Madem her şeyi paylaşıyoruz; uzun zamandır kafamı kurcalayan İstanbul’da ev sahibi olabilme konusunda da buraya bir şeyler karalamak istedim. Istanbul ‘a geleli ve yerleşeli bu sene itibarıyla 11 yıl oluyor, üniversite için gelmiştim aslında ama kendimi bu kocaman şehirde yerleşik buldum, hangimiz gerçekten İstanbulluyuz ki?
Üniversite için Istanbul ‘a gelmiş veya iş için bir şekilde yolu Istanbul ile kesişmiş herkesin benimle benzer sorunları yaşadığını tahmin ediyorum. Bu yazımda kiralar, ev alabilme durumları ve semtlerin temel sorunlarından bahsedeceğim, sizin de muhtemelen kafanızda benzer şeyler vardır, belki kendinizi bulursunuz bu yazıda :)
Ev Almalı mı?
Çoğumuzun kafasında bu soru var evet, gerek etraftan gelen baskı, gerekse sizin iç sesiniz düzenli bir aileden vs geldiyseniz ev almanız gerektiğini söyler. Ev almazsanız sanki boş yaşıyormuşsunuz veya kazandığınız tüm parayı harcıyormuşsunuz gibi hissedebilirsiniz, tabii her ay evsahibinin hesabına yatırdığınız ve çok dokunan kira da bunda etken. “Neden bunca parayı her ay veriyorum?” diye illa ki düşünüyorsunuzdur siz de. Bu durumdan sonra da “Evet artık ben de ev almalıyım” diye düşünebilirsiniz, “10 yıllık krediye girerim, kira öder gibi öderim ve ev sahibi olurum, hem zaten Istanbul ‘da nereden ev alırsan al değerleniyor.” diye de arkası gelir bu düşüncenin. Sonra başlarsınız ev aramaya, nereden almalı, ne kadar ödeyebilirim, 5 yıl sonra ortalama yaşamım nasıl olur, çoluk çocuk olursa işler nasıl olacak? diye de düşünürsünüz.
Nereden Almalı?
Ben 1 yıl Okmeydanı, 8 yıl Üsküdar ‘da, 1 yıl Nişantaşı, 6 ay Halkalı ‘da yaşadım, yaklaşık 2 yıldır da Bostancı ‘da yaşıyorum. Çoğu semt değiştirme sebebim iş idi, hem Anadolu hem de Avrupa yakasında ikamet etme şansım oldu, bence herkes alışkın olduğu yeri seviyor ama ben Anadolu yakasını asla Avrupa ‘ya değişmem, hem insanı daha uyumlu, hem de trafiği daha az. En azından pazar günü arabayla dışarıya çıkabiliyorsunuz, özellikle Halkalı bölgesinde otururken artık şehirden nefret etme konumuna gelmiştim. Hepsi hakkında şöyle kısaca yazmam gerekirse:
Okmeydanı: Üniversitenin ilk yılında burada özel bir yurtta kaldım, o dönem Istanbul bu kadar büyük değildi, metrobüs vs yoktu, şimdi şehrin çok daha ortasında kaldı, ama haberlerde izlediğim kadarıyla nüfus daha da karışmış görünüyor. Ulaşım için belki alınabilir ama ben tercih etmezdim.

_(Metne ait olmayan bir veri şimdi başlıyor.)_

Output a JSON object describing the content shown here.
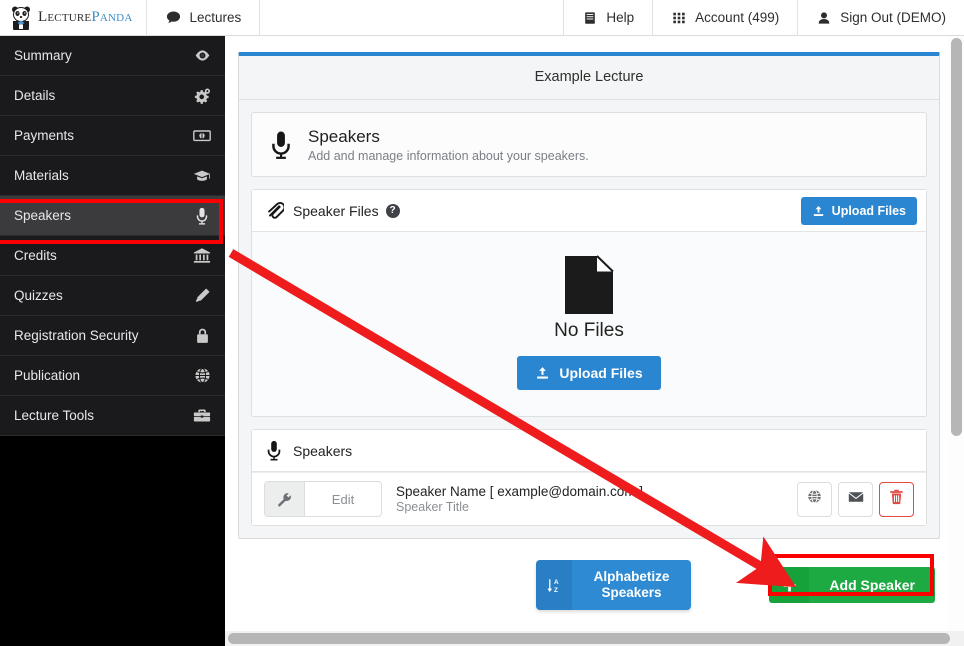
{
  "topnav": {
    "brand": {
      "word1": "Lecture",
      "word2": "Panda",
      "icon": "panda-logo-icon"
    },
    "left_items": [
      {
        "label": "Lectures",
        "icon": "comment-icon"
      }
    ],
    "right_items": [
      {
        "label": "Help",
        "icon": "book-icon"
      },
      {
        "label": "Account (499)",
        "icon": "grid-apps-icon"
      },
      {
        "label": "Sign Out (DEMO)",
        "icon": "user-icon"
      }
    ]
  },
  "sidebar": {
    "items": [
      {
        "label": "Summary",
        "icon": "eye-icon",
        "active": false
      },
      {
        "label": "Details",
        "icon": "gears-icon",
        "active": false
      },
      {
        "label": "Payments",
        "icon": "money-bill-icon",
        "active": false
      },
      {
        "label": "Materials",
        "icon": "graduation-cap-icon",
        "active": false
      },
      {
        "label": "Speakers",
        "icon": "microphone-icon",
        "active": true
      },
      {
        "label": "Credits",
        "icon": "bank-icon",
        "active": false
      },
      {
        "label": "Quizzes",
        "icon": "pencil-icon",
        "active": false
      },
      {
        "label": "Registration Security",
        "icon": "lock-icon",
        "active": false
      },
      {
        "label": "Publication",
        "icon": "globe-icon",
        "active": false
      },
      {
        "label": "Lecture Tools",
        "icon": "briefcase-icon",
        "active": false
      }
    ]
  },
  "main": {
    "card_title": "Example Lecture",
    "intro": {
      "icon": "microphone-icon",
      "heading": "Speakers",
      "subtext": "Add and manage information about your speakers."
    },
    "speaker_files": {
      "icon": "paperclip-icon",
      "title": "Speaker Files",
      "help_glyph": "?",
      "upload_top_label": "Upload Files",
      "upload_top_icon": "upload-icon",
      "empty_icon": "file-icon",
      "empty_label": "No Files",
      "upload_main_label": "Upload Files",
      "upload_main_icon": "upload-icon"
    },
    "speakers_list": {
      "icon": "microphone-icon",
      "title": "Speakers",
      "rows": [
        {
          "edit_label": "Edit",
          "edit_icon": "wrench-icon",
          "name": "Speaker Name [ example@domain.com ]",
          "title": "Speaker Title",
          "actions": [
            {
              "icon": "globe-icon",
              "name": "website-button"
            },
            {
              "icon": "envelope-icon",
              "name": "email-button"
            },
            {
              "icon": "trash-icon",
              "name": "delete-button"
            }
          ]
        }
      ]
    },
    "footer": {
      "alphabetize_label_line1": "Alphabetize",
      "alphabetize_label_line2": "Speakers",
      "alphabetize_icon": "sort-alpha-icon",
      "add_speaker_label": "Add Speaker",
      "add_speaker_icon": "plus-icon"
    }
  },
  "annotations": {
    "highlight_color": "#fb0000",
    "arrow_color": "#ee1c1c",
    "highlight_targets": [
      "sidebar-item-speakers",
      "add-speaker-button"
    ]
  },
  "colors": {
    "accent_blue": "#2a86d1",
    "accent_green": "#1eaa42",
    "danger_red": "#e24a43",
    "sidebar_bg": "#1a1a1c",
    "sidebar_active": "#3b3b3d"
  }
}
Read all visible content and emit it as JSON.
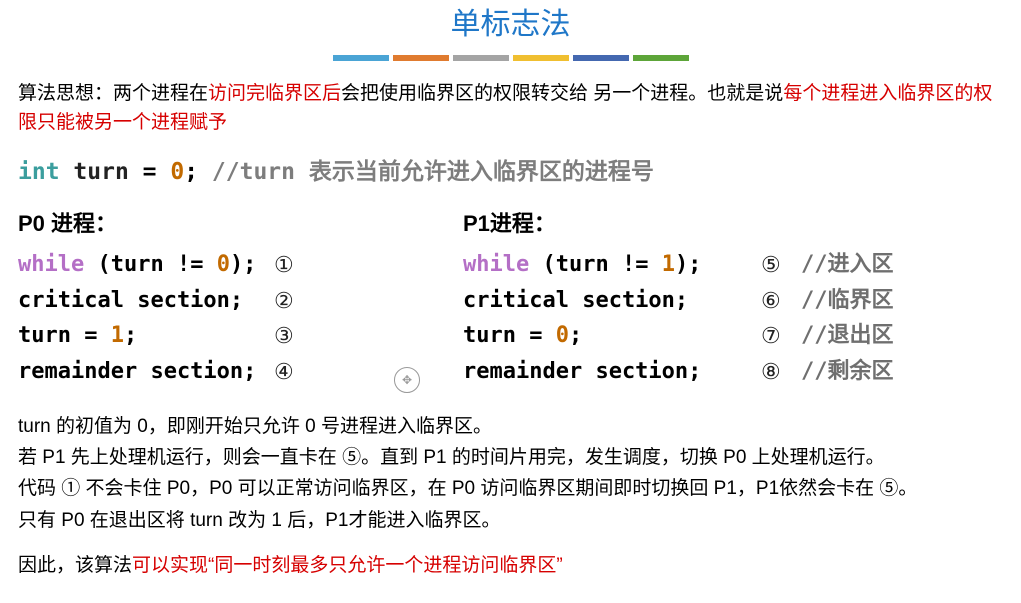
{
  "title": "单标志法",
  "underline_colors": [
    "#4aa4d5",
    "#e07b2f",
    "#a4a4a4",
    "#f0bf30",
    "#4468b0",
    "#5da539"
  ],
  "idea": {
    "p1a": "算法思想：两个进程在",
    "p1b": "访问完临界区后",
    "p1c": "会把使用临界区的权限转交给 另一个进程。也就是说",
    "p1d": "每个进程进入临界区的权限只能被另一个进程赋予"
  },
  "decl": {
    "int": "int",
    "var": "turn",
    "eq": " = ",
    "num": "0",
    "semi": ";",
    "cmt": " //turn 表示当前允许进入临界区的进程号"
  },
  "p0": {
    "title": "P0 进程：",
    "lines": [
      {
        "pre": "while",
        "mid": " (turn != ",
        "num": "0",
        "post": ");",
        "n": "①"
      },
      {
        "plain": "critical section;",
        "n": "②"
      },
      {
        "plain": "turn = ",
        "num": "1",
        "post": ";",
        "n": "③"
      },
      {
        "plain": "remainder section;",
        "n": "④"
      }
    ]
  },
  "p1": {
    "title": "P1进程：",
    "lines": [
      {
        "pre": "while",
        "mid": " (turn != ",
        "num": "1",
        "post": ");",
        "n": "⑤",
        "c": "//进入区"
      },
      {
        "plain": "critical section;",
        "n": "⑥",
        "c": "//临界区"
      },
      {
        "plain": "turn = ",
        "num": "0",
        "post": ";",
        "n": "⑦",
        "c": "//退出区"
      },
      {
        "plain": "remainder section;",
        "n": "⑧",
        "c": "//剩余区"
      }
    ]
  },
  "explain": {
    "l1": "turn 的初值为 0，即刚开始只允许 0 号进程进入临界区。",
    "l2": "若 P1 先上处理机运行，则会一直卡在 ⑤。直到 P1 的时间片用完，发生调度，切换 P0 上处理机运行。",
    "l3": "代码 ① 不会卡住 P0，P0 可以正常访问临界区，在 P0 访问临界区期间即时切换回 P1，P1依然会卡在 ⑤。",
    "l4": "只有 P0 在退出区将 turn 改为 1 后，P1才能进入临界区。",
    "l5a": "因此，该算法",
    "l5b": "可以实现“同一时刻最多只允许一个进程访问临界区”"
  }
}
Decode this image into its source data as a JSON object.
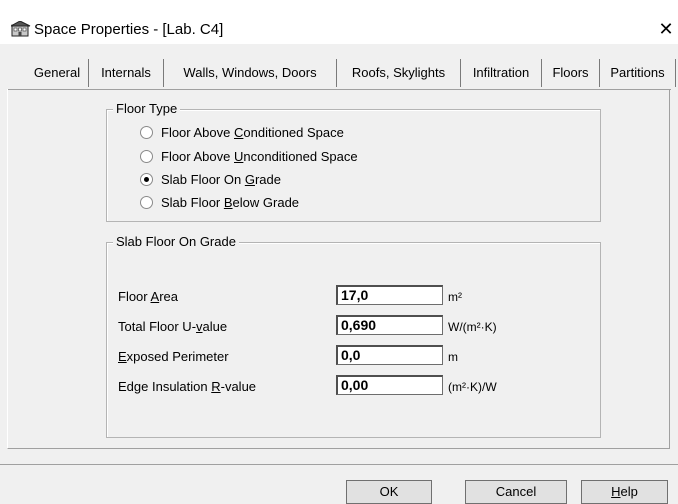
{
  "window": {
    "title": "Space Properties - [Lab. C4]",
    "close_glyph": "✕"
  },
  "tabs": [
    {
      "label": "General",
      "active": false
    },
    {
      "label": "Internals",
      "active": false
    },
    {
      "label": "Walls, Windows, Doors",
      "active": false
    },
    {
      "label": "Roofs, Skylights",
      "active": false
    },
    {
      "label": "Infiltration",
      "active": false
    },
    {
      "label": "Floors",
      "active": true
    },
    {
      "label": "Partitions",
      "active": false
    }
  ],
  "floor_type": {
    "legend": "Floor Type",
    "options": [
      {
        "pre": "Floor Above ",
        "mnemonic": "C",
        "post": "onditioned Space",
        "selected": false
      },
      {
        "pre": "Floor Above ",
        "mnemonic": "U",
        "post": "nconditioned Space",
        "selected": false
      },
      {
        "pre": "Slab Floor On ",
        "mnemonic": "G",
        "post": "rade",
        "selected": true
      },
      {
        "pre": "Slab Floor ",
        "mnemonic": "B",
        "post": "elow Grade",
        "selected": false
      }
    ]
  },
  "slab": {
    "legend": "Slab Floor On Grade",
    "fields": [
      {
        "pre": "Floor ",
        "mnemonic": "A",
        "post": "rea",
        "value": "17,0",
        "unit": "m²"
      },
      {
        "pre": "Total Floor U-",
        "mnemonic": "v",
        "post": "alue",
        "value": "0,690",
        "unit": "W/(m²·K)"
      },
      {
        "pre": "",
        "mnemonic": "E",
        "post": "xposed Perimeter",
        "value": "0,0",
        "unit": "m"
      },
      {
        "pre": "Edge Insulation ",
        "mnemonic": "R",
        "post": "-value",
        "value": "0,00",
        "unit": "(m²·K)/W"
      }
    ]
  },
  "buttons": {
    "ok": "OK",
    "cancel": "Cancel",
    "help_mnemonic": "H",
    "help_rest": "elp"
  },
  "colors": {
    "dialog_bg": "#f0f0f0",
    "titlebar_bg": "#ffffff"
  },
  "icons": {
    "app": "building-icon",
    "close": "close-icon"
  }
}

Üsküdar: Yurttan sonra Üsküdar ‘da eve çıktım ve 3 ev değiştirdim, biraz yokuşlu yolları olmasına rağmen hala en sevdiğim semtlerdendir, ulaşımı bence Beşiktaş ile beraber en iyi semt. Deniz yoluyla Taksim’e, İnönü Stadı ‘na, Sirkeci ‘ye vs her yere ulaşabiliyorsunuz, tramvay, metrobüs bağlantılarını yapabiliyorsunuz. Marmaray da geldi, yalnız Marmaray ‘ın gelmesi Üsküdar ‘ı çok değiştirdi, kalabalık çok arttı, bu daha kozmopolit bir yapının semtte olmasına yol açtı, eskisi kadar kendi içinde bir semt değil Üsküdar. Kiralar ve satılık evlerin de fiyatları uçtu. Şu anda ortalama kiralık bir ev 1300TL civarında.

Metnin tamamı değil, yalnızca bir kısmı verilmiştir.